Geen letter belandde in Milaan op papier. Dat valt tegen, want dat was echt wel de bedoeling. Mijn moeder belde mij een paar weken geleden en vermeldde terloops dat ze naar Milaan ging voor de opening van een – trouwens gewéldige – Magritte-expositie in het Palazzo Reale. Mijn vader ging niet mee, die moest bij mijn zieke oma blijven. Feilloos ging mijn romanradar knipperen. High class art stuff! Jean-Pierre Puts loves that shit. Ik mocht mee; het vliegticket had een knaloranje kleur en kostte mij bijgevolg nog geen 150 euro.

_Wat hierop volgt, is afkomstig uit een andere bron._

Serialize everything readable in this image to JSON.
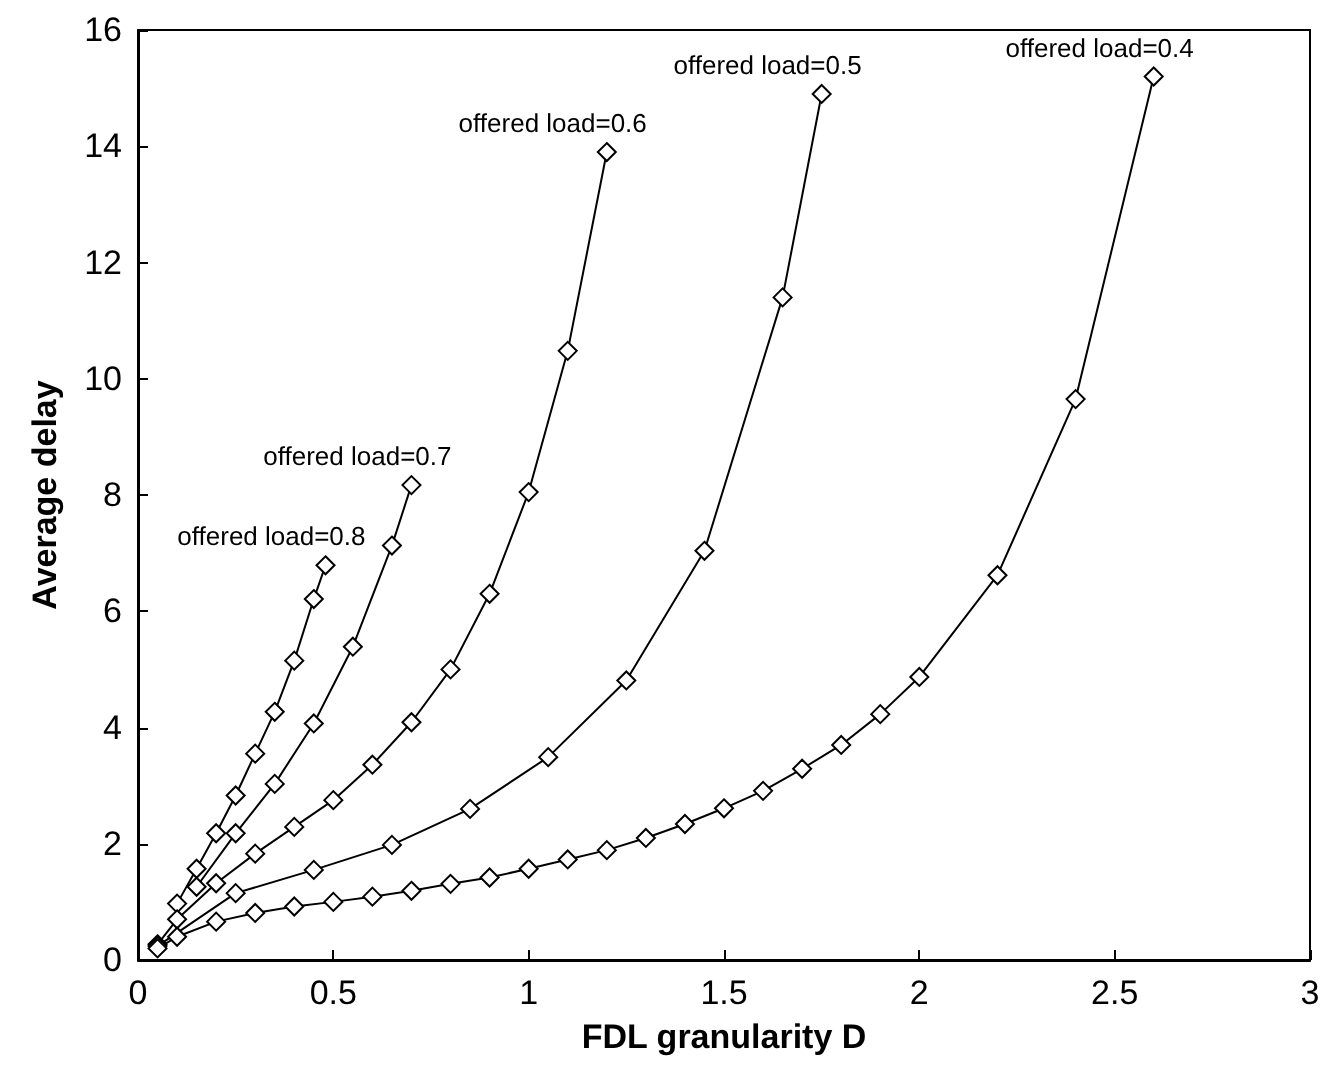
{
  "chart_data": {
    "type": "line",
    "xlabel": "FDL granularity D",
    "ylabel": "Average delay",
    "marker": "diamond",
    "grid": false,
    "legend": false,
    "xlim": [
      0,
      3
    ],
    "xticks": [
      0,
      0.5,
      1,
      1.5,
      2,
      2.5,
      3
    ],
    "ylim": [
      0,
      16
    ],
    "yticks": [
      0,
      2,
      4,
      6,
      8,
      10,
      12,
      14,
      16
    ],
    "series": [
      {
        "name": "offered load=0.8",
        "color": "#000000",
        "x": [
          0.1,
          0.15,
          0.2,
          0.25,
          0.3,
          0.35,
          0.4,
          0.45,
          0.48
        ],
        "values": [
          0.97,
          1.57,
          2.18,
          2.83,
          3.55,
          4.27,
          5.15,
          6.21,
          6.79
        ]
      },
      {
        "name": "offered load=0.7",
        "color": "#000000",
        "x": [
          0.15,
          0.25,
          0.35,
          0.45,
          0.55,
          0.65,
          0.7
        ],
        "values": [
          1.26,
          2.18,
          3.03,
          4.07,
          5.39,
          7.13,
          8.17
        ]
      },
      {
        "name": "offered load=0.6",
        "color": "#000000",
        "x": [
          0.05,
          0.1,
          0.2,
          0.3,
          0.4,
          0.5,
          0.6,
          0.7,
          0.8,
          0.9,
          1.0,
          1.1,
          1.2
        ],
        "values": [
          0.27,
          0.7,
          1.32,
          1.83,
          2.29,
          2.75,
          3.36,
          4.09,
          5.0,
          6.3,
          8.05,
          10.48,
          13.9
        ]
      },
      {
        "name": "offered load=0.5",
        "color": "#000000",
        "x": [
          0.05,
          0.25,
          0.45,
          0.65,
          0.85,
          1.05,
          1.25,
          1.45,
          1.65,
          1.75
        ],
        "values": [
          0.24,
          1.15,
          1.55,
          1.98,
          2.6,
          3.49,
          4.81,
          7.04,
          11.4,
          14.9
        ]
      },
      {
        "name": "offered load=0.4",
        "color": "#000000",
        "x": [
          0.05,
          0.1,
          0.2,
          0.3,
          0.4,
          0.5,
          0.6,
          0.7,
          0.8,
          0.9,
          1.0,
          1.1,
          1.2,
          1.3,
          1.4,
          1.5,
          1.6,
          1.7,
          1.8,
          1.9,
          2.0,
          2.2,
          2.4,
          2.6
        ],
        "values": [
          0.2,
          0.4,
          0.66,
          0.81,
          0.92,
          1.0,
          1.09,
          1.19,
          1.31,
          1.42,
          1.57,
          1.73,
          1.89,
          2.1,
          2.34,
          2.61,
          2.91,
          3.29,
          3.7,
          4.23,
          4.87,
          6.62,
          9.65,
          15.2
        ]
      }
    ]
  }
}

Ah, het plan was puik. Net als Hesse zou ik mijn Milanese indrukken tot in de details noteren; ik zou mij in JP verplaatsen en Milaan door zijn ogen observeren. Een opschrijfboekje was ik dan wel vergeten – die nieuwbakken romanciers toch – maar dat schafte ik na aankomst meteen braafjes aan. Maar ja, toen ik op de massagetafel van het Bulgarihotel lag – courtesy of my sweet mother – vergat ik dat ik goed moest letten op wat mijn zintuigen registreerden. En zo waren er wel meer momenten dat ik de rol aannam van verwende dochter, en niet van hardwerkende schrijfster-in-spe.

Dus, lukt het met die roman, meisje klein? Mja, de eerste van vele stappen zijn gezet.

Ach, de Dom van Milaan was ook niet in één dag gebouwd.
Meer, méér...

maandag 17 november 2008

In de ban van de flow

0 stok(ken) achter de deur

Verdorie, het is 18:08 en ik moest nog naar de apotheek. En ik wilde nog gaan sporten! En mijn oma bellen. Maar buiten is het donker – zo donker en doods dat ik overspoeld word door het gevoel dat ik de enige op deze bol ben die leeft. En die trouwens vreselijk naar de wc moet.

Hoe kan dit? Aha, ik weet precies hoe dit kan. Ik was in de flowwwww. Dixit Sebes: ‘Door veel achter elkaar te schrijven kom je in een roes (wat atleten de zone noemen en muzikanten de groove of de flow) en creëer je in je hoofd de rest van je verhaal.’

Ja, die flow dus. Tijdens het schrijven van grote artikelen kwam ik ook al in de ban van de flow, en ik kan u vertellen: alle honger, dorst, rugpijn en pisdrang ten spijt, I love the flow.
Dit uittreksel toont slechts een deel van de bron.